Sputnik V Vaccine Is 92% Effective & Causes No Serious Side Effects, Preliminary Report Says

Source: Sputnik V Official website

The developers of Russia’s pioneering Sputnik V coronavirus vaccine say their formula appears to show 92 percent efficacy and no serious side effects, based on the preliminary results of a large-scale Phase III clinical trial, RT reported.

The vaccine is being tested in a large-scale double-blind survey involving 40,000 volunteers. Preliminary results based on the observation of 16,000 participants indicate that the drug does a good job of protecting people from the coronavirus, the Gamaleya Research Institute of Epidemiology and Microbiology said on Wednesday.

According to the statement, there were 20 confirmed Covid-19 cases among the group, which consisted of volunteers who were injected either with the vaccine or a placebo. The effectiveness of Sputnik V is estimated at 92 percent, meaning it boosts the immune system enough to fend off the coronavirus in just over nine out of ten people.

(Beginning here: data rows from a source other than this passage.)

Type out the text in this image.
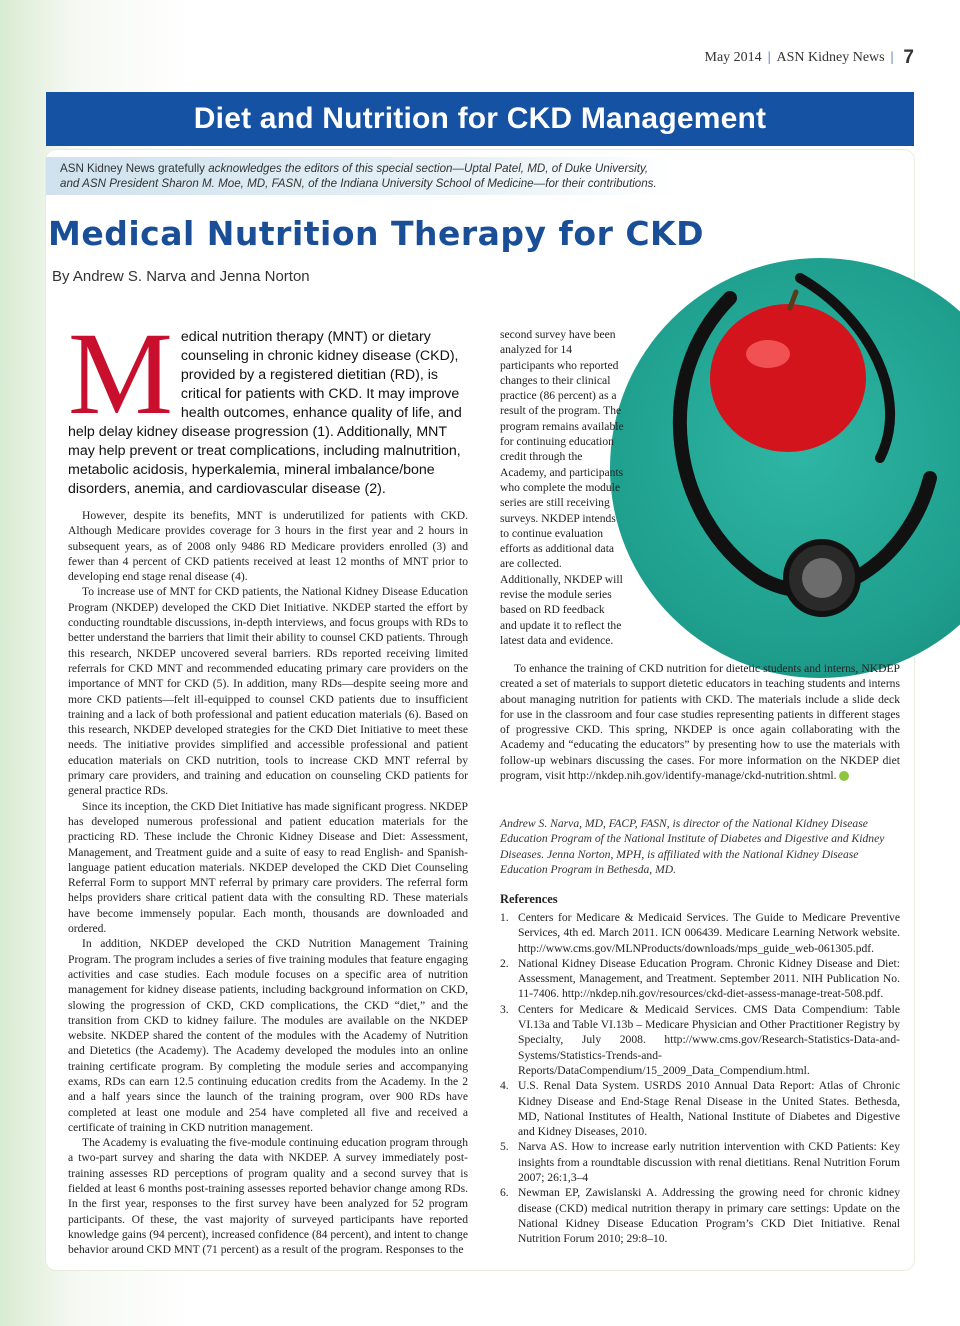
May 2014 | ASN Kidney News | 7
Diet and Nutrition for CKD Management
ASN Kidney News gratefully acknowledges the editors of this special section—Uptal Patel, MD, of Duke University, and ASN President Sharon M. Moe, MD, FASN, of the Indiana University School of Medicine—for their contributions.
Medical Nutrition Therapy for CKD
By Andrew S. Narva and Jenna Norton
Medical nutrition therapy (MNT) or dietary counseling in chronic kidney disease (CKD), provided by a registered dietitian (RD), is critical for patients with CKD. It may improve health outcomes, enhance quality of life, and help delay kidney disease progression (1). Additionally, MNT may help prevent or treat complications, including malnutrition, metabolic acidosis, hyperkalemia, mineral imbalance/bone disorders, anemia, and cardiovascular disease (2).

However, despite its benefits, MNT is underutilized for patients with CKD. Although Medicare provides coverage for 3 hours in the first year and 2 hours in subsequent years, as of 2008 only 9486 RD Medicare providers enrolled (3) and fewer than 4 percent of CKD patients received at least 12 months of MNT prior to developing end stage renal disease (4).

To increase use of MNT for CKD patients, the National Kidney Disease Education Program (NKDEP) developed the CKD Diet Initiative. NKDEP started the effort by conducting roundtable discussions, in-depth interviews, and focus groups with RDs to better understand the barriers that limit their ability to counsel CKD patients. Through this research, NKDEP uncovered several barriers. RDs reported receiving limited referrals for CKD MNT and recommended educating primary care providers on the importance of MNT for CKD (5). In addition, many RDs—despite seeing more and more CKD patients—felt ill-equipped to counsel CKD patients due to insufficient training and a lack of both professional and patient education materials (6). Based on this research, NKDEP developed strategies for the CKD Diet Initiative to meet these needs. The initiative provides simplified and accessible professional and patient education materials on CKD nutrition, tools to increase CKD MNT referral by primary care providers, and training and education on counseling CKD patients for general practice RDs.

Since its inception, the CKD Diet Initiative has made significant progress. NKDEP has developed numerous professional and patient education materials for the practicing RD. These include the Chronic Kidney Disease and Diet: Assessment, Management, and Treatment guide and a suite of easy to read English- and Spanish-language patient education materials. NKDEP developed the CKD Diet Counseling Referral Form to support MNT referral by primary care providers. The referral form helps providers share critical patient data with the consulting RD. These materials have become immensely popular. Each month, thousands are downloaded and ordered.

In addition, NKDEP developed the CKD Nutrition Management Training Program. The program includes a series of five training modules that feature engaging activities and case studies. Each module focuses on a specific area of nutrition management for kidney disease patients, including background information on CKD, slowing the progression of CKD, CKD complications, the CKD “diet,” and the transition from CKD to kidney failure. The modules are available on the NKDEP website. NKDEP shared the content of the modules with the Academy of Nutrition and Dietetics (the Academy). The Academy developed the modules into an online training certificate program. By completing the module series and accompanying exams, RDs can earn 12.5 continuing education credits from the Academy. In the 2 and a half years since the launch of the training program, over 900 RDs have completed at least one module and 254 have completed all five and received a certificate of training in CKD nutrition management.

The Academy is evaluating the five-module continuing education program through a two-part survey and sharing the data with NKDEP. A survey immediately post-training assesses RD perceptions of program quality and a second survey that is fielded at least 6 months post-training assesses reported behavior change among RDs. In the first year, responses to the first survey have been analyzed for 52 program participants. Of these, the vast majority of surveyed participants have reported knowledge gains (94 percent), increased confidence (84 percent), and intent to change behavior around CKD MNT (71 percent) as a result of the program. Responses to the

second survey have been analyzed for 14 participants who reported changes to their clinical practice (86 percent) as a result of the program. The program remains available for continuing education credit through the Academy, and participants who complete the module series are still receiving surveys. NKDEP intends to continue evaluation efforts as additional data are collected. Additionally, NKDEP will revise the module series based on RD feedback and update it to reflect the latest data and evidence.

To enhance the training of CKD nutrition for dietetic students and interns, NKDEP created a set of materials to support dietetic educators in teaching students and interns about managing nutrition for patients with CKD. The materials include a slide deck for use in the classroom and four case studies representing patients in different stages of progressive CKD. This spring, NKDEP is once again collaborating with the Academy and “educating the educators” by presenting how to use the materials with follow-up webinars discussing the cases. For more information on the NKDEP diet program, visit http://nkdep.nih.gov/identify-manage/ckd-nutrition.shtml.

Andrew S. Narva, MD, FACP, FASN, is director of the National Kidney Disease Education Program of the National Institute of Diabetes and Digestive and Kidney Diseases. Jenna Norton, MPH, is affiliated with the National Kidney Disease Education Program in Bethesda, MD.
References
1. Centers for Medicare & Medicaid Services. The Guide to Medicare Preventive Services, 4th ed. March 2011. ICN 006439. Medicare Learning Network website. http://www.cms.gov/MLNProducts/downloads/mps_guide_web-061305.pdf.
2. National Kidney Disease Education Program. Chronic Kidney Disease and Diet: Assessment, Management, and Treatment. September 2011. NIH Publication No. 11-7406. http://nkdep.nih.gov/resources/ckd-diet-assess-manage-treat-508.pdf.
3. Centers for Medicare & Medicaid Services. CMS Data Compendium: Table VI.13a and Table VI.13b – Medicare Physician and Other Practitioner Registry by Specialty, July 2008. http://www.cms.gov/Research-Statistics-Data-and-Systems/Statistics-Trends-and-Reports/DataCompendium/15_2009_Data_Compendium.html.
4. U.S. Renal Data System. USRDS 2010 Annual Data Report: Atlas of Chronic Kidney Disease and End-Stage Renal Disease in the United States. Bethesda, MD, National Institutes of Health, National Institute of Diabetes and Digestive and Kidney Diseases, 2010.
5. Narva AS. How to increase early nutrition intervention with CKD Patients: Key insights from a roundtable discussion with renal dietitians. Renal Nutrition Forum 2007; 26:1,3–4
6. Newman EP, Zawislanski A. Addressing the growing need for chronic kidney disease (CKD) medical nutrition therapy in primary care settings: Update on the National Kidney Disease Education Program’s CKD Diet Initiative. Renal Nutrition Forum 2010; 29:8–10.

The subjects of the Phase III testing were not the only ones to receive the jab. Russia registered the vaccine in August after it was proven safe in a smaller Phase II survey and made it available to volunteers from high-risk groups, like doctors in Covid-19 wards. The developers observed 10,000 of those people and now say the results showed a similar efficacy rate of over 90 percent.

The report said that, as of Wednesday, “no unexpected adverse events were identified as part of the research.” Some of the vaccinated people reported flu-like symptoms such as fever, fatigue and headache, or pain at the injection site, but those were all short-term.

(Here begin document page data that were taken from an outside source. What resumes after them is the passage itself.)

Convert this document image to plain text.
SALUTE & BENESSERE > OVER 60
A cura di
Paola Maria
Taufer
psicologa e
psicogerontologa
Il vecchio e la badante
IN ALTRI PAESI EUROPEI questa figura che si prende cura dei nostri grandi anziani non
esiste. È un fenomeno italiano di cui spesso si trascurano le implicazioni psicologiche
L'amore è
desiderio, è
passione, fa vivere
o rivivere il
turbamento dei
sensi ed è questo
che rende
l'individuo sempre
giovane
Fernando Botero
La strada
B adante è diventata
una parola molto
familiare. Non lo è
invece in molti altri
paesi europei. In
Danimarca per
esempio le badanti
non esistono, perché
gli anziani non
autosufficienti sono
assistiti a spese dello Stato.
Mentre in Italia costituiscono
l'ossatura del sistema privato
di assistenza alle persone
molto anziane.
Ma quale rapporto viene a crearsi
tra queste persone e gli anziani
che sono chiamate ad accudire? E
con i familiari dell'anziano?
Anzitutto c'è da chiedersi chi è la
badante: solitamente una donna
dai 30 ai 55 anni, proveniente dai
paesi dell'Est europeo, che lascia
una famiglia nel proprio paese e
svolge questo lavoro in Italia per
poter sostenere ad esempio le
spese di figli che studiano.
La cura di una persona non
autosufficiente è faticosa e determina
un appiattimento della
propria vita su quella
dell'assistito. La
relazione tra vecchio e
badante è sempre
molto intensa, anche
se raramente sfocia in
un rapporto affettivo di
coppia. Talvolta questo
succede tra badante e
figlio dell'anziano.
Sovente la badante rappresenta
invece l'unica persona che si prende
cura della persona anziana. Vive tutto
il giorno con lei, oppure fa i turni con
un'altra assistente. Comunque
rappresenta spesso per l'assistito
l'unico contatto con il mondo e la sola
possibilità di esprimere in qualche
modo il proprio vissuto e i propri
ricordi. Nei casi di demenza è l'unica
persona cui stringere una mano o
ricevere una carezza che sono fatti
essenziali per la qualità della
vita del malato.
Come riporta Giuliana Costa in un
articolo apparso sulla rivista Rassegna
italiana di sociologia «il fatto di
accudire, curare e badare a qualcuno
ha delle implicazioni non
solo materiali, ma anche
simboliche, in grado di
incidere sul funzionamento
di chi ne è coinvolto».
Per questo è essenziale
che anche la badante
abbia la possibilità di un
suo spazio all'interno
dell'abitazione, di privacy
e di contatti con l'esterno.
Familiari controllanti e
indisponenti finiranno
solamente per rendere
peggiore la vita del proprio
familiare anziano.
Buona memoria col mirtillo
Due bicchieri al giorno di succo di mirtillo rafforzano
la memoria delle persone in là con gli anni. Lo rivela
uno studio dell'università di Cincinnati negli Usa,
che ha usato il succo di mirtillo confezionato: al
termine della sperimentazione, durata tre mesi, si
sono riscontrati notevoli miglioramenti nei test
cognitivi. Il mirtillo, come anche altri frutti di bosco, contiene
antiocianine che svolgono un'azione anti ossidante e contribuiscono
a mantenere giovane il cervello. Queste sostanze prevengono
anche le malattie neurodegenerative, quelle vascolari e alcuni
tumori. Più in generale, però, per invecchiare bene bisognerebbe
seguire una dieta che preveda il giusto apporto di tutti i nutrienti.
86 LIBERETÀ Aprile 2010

The Gamaleya Institute promised to publish a report on its findings in a world-leading medical journal after an evaluation and to provide access to a full clinical trial report once the tests are fully complete. The researchers say six months will be necessary to make sure that participants of the study do not develop dangerous side effects.

The vaccine is based on two types of human adenoviral vector, with two shots administered three weeks apart.

Russia has great hopes for the vaccine, which was funded by the country’s sovereign wealth fund, the RDIF. Some other countries, including Belarus, the UAE, Venezuela, and India, are conducting their own clinical trials of Sputnik V, with an eye towards potentially purchasing it for domestic vaccinations or licensing it for production.